The Plaza falcons have produced two eggs thus far with the first egg being laid March 23, said Joe DeBold, MDC urban wildlife biologist. Falcon cams enable people to watch the nest on computers and other digital devices via live feed from the high definition camera. Wildlife watchers will be able to see the parents tend the eggs. If they catch the falcon show at the right time, they can see the eggs hatch and afterward watch tiny young in the nest. Parents will bring the chicks food and shelter them. But they grow quickly and by early summer the young falcons will be flying, soon to leave the nest.

MDC first re-introduced peregrine falcons in 1991 at the Commerce Tower building in downtown Kansas City. A nest box there is still in place. It’s not unusual for people working in office buildings to watch falcons soaring among the skyscrapers or swooping down to catch pigeons to eat.

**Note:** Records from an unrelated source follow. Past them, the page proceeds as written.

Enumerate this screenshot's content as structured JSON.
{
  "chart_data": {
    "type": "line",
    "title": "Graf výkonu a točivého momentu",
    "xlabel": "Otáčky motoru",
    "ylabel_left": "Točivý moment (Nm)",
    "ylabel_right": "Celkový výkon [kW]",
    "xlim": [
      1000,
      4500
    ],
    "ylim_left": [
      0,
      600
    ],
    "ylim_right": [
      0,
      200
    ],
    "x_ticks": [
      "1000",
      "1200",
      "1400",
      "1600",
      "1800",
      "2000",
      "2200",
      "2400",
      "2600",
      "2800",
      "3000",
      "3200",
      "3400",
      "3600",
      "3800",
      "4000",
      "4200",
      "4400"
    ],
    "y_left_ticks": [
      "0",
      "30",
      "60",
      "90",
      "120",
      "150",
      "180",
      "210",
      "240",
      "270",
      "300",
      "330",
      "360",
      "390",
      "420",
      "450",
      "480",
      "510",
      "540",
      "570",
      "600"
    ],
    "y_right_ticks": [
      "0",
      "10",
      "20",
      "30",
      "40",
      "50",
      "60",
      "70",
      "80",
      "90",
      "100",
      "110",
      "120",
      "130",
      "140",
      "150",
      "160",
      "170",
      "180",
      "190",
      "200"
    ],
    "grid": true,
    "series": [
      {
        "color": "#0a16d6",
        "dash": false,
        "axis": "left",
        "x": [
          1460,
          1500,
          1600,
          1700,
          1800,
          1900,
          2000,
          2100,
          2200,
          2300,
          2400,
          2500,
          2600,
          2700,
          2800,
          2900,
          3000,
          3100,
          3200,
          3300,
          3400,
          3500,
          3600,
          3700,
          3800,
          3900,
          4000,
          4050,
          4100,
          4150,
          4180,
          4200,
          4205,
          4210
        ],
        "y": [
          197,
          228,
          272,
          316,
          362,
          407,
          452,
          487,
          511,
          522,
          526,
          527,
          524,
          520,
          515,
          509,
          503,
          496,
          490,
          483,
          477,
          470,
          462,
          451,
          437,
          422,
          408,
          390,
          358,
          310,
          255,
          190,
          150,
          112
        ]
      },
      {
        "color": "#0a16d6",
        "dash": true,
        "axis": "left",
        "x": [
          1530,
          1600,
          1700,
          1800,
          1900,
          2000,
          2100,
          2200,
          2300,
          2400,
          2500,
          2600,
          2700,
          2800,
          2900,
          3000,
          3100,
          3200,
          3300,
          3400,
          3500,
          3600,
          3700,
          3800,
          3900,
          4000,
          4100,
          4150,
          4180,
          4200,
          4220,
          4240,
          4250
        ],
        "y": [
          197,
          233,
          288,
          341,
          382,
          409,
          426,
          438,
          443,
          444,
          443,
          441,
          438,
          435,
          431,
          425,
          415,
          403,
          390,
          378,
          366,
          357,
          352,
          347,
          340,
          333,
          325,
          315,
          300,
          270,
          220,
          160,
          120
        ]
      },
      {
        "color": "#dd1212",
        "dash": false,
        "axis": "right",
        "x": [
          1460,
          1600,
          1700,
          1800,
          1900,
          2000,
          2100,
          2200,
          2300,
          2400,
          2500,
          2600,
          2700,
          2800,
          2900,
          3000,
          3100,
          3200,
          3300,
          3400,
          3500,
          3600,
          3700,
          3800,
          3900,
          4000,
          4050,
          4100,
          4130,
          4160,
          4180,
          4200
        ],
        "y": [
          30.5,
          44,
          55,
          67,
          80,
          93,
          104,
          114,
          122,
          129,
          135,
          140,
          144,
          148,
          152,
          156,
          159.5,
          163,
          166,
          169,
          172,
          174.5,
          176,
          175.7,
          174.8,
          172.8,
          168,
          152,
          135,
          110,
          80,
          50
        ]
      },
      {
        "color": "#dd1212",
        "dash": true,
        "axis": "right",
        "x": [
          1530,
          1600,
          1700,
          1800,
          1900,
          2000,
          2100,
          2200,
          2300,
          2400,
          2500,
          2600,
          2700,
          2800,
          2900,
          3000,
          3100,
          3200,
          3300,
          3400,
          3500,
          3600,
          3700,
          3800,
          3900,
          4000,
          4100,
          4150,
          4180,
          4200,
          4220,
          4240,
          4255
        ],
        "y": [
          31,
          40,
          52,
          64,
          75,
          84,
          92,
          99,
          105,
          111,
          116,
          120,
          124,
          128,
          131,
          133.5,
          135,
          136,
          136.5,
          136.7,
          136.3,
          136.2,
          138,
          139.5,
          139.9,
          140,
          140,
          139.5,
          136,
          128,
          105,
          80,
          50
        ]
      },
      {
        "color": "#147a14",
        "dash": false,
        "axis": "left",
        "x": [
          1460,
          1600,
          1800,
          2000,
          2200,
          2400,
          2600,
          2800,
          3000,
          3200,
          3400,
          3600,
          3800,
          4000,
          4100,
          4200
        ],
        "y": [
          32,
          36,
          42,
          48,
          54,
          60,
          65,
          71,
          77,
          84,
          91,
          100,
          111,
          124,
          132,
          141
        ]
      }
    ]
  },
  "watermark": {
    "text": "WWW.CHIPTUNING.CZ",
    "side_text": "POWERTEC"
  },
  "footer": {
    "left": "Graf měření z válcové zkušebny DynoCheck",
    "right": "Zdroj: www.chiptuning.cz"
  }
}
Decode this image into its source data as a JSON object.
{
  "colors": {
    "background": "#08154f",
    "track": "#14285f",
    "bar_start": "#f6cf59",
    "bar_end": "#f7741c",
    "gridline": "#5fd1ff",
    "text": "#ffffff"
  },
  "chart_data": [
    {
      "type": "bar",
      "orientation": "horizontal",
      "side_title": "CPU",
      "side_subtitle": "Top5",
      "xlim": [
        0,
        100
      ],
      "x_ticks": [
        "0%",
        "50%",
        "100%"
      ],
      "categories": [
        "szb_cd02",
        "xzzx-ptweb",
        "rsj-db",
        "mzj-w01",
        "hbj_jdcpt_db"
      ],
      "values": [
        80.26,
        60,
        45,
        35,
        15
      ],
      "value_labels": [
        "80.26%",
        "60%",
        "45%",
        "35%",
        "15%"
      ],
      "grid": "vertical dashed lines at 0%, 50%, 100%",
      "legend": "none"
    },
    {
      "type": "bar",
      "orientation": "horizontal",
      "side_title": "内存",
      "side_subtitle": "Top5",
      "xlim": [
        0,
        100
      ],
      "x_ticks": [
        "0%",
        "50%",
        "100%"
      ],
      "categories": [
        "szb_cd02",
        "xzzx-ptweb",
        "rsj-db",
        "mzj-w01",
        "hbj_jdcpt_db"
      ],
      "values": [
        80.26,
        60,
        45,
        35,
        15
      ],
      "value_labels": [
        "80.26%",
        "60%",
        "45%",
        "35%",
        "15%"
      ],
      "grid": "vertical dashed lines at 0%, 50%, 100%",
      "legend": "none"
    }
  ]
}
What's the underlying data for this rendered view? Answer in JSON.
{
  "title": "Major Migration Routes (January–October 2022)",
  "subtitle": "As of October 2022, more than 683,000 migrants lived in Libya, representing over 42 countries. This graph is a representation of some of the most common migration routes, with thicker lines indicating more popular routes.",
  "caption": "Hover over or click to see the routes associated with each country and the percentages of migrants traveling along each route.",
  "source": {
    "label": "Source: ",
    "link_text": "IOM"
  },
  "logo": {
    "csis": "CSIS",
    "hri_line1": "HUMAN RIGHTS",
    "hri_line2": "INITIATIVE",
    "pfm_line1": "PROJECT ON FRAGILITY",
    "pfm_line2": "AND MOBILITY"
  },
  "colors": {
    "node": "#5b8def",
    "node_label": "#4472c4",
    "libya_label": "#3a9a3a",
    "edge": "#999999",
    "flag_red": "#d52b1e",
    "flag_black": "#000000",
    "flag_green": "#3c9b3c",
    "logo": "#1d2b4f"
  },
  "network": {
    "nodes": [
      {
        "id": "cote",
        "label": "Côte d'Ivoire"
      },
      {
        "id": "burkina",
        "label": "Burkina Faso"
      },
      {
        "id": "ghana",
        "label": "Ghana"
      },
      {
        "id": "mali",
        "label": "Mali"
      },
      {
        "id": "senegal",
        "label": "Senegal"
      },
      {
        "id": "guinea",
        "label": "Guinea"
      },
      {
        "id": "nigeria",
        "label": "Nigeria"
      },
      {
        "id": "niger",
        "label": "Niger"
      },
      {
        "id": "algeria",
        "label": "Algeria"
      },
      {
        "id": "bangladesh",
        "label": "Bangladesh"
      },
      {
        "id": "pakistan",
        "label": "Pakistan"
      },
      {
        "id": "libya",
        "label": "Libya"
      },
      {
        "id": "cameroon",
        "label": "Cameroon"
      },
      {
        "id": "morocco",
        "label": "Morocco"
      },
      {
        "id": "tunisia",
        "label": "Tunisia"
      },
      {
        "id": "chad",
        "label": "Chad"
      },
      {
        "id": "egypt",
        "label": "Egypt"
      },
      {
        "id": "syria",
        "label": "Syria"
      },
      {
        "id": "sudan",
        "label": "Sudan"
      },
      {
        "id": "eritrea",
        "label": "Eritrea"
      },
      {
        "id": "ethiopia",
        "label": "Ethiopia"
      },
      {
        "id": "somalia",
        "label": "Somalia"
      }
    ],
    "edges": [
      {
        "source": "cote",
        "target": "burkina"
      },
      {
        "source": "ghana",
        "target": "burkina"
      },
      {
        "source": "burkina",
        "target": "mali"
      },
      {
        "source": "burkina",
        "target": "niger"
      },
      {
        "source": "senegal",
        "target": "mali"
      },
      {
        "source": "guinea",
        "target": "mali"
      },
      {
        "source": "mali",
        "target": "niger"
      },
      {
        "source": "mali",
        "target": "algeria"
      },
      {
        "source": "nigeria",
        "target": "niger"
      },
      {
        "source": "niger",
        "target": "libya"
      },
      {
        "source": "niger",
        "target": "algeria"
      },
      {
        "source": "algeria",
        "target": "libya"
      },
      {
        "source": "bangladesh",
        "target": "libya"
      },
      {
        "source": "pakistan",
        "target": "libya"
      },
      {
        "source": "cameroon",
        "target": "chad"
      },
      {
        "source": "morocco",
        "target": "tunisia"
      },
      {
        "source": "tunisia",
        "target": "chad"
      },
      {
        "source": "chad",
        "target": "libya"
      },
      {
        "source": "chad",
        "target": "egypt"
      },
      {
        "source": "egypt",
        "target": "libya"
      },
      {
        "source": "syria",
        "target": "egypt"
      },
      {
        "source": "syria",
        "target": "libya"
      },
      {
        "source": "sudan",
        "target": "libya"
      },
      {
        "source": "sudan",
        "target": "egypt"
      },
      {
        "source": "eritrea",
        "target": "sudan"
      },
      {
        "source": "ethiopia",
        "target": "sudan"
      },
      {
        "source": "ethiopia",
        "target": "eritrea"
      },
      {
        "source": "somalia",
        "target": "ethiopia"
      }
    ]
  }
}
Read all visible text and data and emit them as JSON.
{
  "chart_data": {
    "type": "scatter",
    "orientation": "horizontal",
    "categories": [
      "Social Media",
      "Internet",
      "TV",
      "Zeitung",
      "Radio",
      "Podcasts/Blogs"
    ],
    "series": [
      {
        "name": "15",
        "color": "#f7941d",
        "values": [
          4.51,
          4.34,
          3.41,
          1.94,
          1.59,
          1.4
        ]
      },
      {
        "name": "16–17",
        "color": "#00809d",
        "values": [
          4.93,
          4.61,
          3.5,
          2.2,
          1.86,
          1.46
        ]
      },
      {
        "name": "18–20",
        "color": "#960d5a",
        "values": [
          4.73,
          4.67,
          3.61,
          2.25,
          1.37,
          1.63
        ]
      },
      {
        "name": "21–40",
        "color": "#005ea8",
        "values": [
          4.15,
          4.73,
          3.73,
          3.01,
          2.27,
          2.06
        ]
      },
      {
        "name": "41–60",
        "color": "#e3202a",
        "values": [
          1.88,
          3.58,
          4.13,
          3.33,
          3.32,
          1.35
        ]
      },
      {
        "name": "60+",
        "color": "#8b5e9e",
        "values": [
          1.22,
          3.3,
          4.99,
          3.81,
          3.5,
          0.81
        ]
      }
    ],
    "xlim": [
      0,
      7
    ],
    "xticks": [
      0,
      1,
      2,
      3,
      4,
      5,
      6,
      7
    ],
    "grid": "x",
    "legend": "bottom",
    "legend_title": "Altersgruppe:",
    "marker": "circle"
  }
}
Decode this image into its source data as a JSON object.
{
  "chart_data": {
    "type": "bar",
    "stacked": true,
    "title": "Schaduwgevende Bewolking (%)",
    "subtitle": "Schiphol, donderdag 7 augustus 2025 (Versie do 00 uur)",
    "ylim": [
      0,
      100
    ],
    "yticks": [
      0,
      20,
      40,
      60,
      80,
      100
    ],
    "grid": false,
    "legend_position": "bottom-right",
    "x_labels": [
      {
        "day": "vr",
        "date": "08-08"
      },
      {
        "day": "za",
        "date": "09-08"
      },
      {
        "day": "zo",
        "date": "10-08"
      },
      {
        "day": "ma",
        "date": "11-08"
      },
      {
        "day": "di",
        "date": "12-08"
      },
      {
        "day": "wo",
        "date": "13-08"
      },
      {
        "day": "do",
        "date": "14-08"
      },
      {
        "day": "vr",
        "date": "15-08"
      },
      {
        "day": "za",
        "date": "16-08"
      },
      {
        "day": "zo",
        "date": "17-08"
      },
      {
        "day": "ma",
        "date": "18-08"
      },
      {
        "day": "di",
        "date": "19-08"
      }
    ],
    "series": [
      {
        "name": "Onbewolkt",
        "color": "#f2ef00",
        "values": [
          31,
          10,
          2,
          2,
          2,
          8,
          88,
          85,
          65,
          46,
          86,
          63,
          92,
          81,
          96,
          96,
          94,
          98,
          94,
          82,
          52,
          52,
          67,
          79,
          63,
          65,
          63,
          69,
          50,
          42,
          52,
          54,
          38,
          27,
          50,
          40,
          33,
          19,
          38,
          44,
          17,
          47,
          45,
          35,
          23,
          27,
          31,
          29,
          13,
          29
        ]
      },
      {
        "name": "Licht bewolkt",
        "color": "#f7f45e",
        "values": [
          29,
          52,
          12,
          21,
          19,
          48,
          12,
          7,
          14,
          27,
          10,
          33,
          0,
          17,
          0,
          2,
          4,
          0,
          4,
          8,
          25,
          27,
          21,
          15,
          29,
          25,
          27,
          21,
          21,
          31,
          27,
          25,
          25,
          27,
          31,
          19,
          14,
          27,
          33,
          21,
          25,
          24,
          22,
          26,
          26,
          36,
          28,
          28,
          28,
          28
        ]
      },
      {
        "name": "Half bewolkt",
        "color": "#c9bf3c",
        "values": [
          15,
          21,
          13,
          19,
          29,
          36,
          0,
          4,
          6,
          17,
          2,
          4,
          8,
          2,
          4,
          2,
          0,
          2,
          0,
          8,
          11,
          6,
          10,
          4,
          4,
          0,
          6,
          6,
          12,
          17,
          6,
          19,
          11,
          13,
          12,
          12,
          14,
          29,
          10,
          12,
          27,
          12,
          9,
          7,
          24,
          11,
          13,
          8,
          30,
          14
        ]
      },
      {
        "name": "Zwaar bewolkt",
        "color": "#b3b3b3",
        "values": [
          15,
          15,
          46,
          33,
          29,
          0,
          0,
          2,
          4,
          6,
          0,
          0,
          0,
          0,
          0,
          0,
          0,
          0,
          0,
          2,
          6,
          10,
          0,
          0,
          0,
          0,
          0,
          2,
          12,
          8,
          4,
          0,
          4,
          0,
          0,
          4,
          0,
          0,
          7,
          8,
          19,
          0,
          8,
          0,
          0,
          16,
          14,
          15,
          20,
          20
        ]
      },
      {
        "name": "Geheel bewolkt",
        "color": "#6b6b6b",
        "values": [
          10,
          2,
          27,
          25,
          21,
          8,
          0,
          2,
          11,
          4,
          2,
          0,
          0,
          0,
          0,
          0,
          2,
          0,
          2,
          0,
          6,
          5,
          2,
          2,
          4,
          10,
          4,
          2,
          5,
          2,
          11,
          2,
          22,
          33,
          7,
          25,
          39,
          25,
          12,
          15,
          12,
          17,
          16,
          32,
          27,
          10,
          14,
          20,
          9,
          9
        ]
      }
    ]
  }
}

Peregrine falcons originally nested on high bluffs and cliffs. Their numbers plummeted nationwide after the 1940s when widespread use of contaminants such as the pesticide DDT entered the food chain. DDT caused thin-shelled eggs that often broke under the incubating parent before the young could hatch. Falcons began rebounding in numbers after DDT was banned and conservation agencies began re-introducing them in urban areas where ledges and rooftops on tall buildings provide nesting sites similar to cliffs. Peregrine falcons are listed as an endangered species in Missouri.

Kansas City Power & Light Co. provides nest boxes on smokestacks at the Iatan, Hawthorne and Sibley power plants near the Missouri River in the metro area. A web cam link for the nest box at Iatan is expected to be ready for use in the coming weeks.

MDC staff will monitor the nests throughout the spring. They will work with biologists from the U.S. Department of Agriculture to band chicks before they fledge or begin flying from the nest.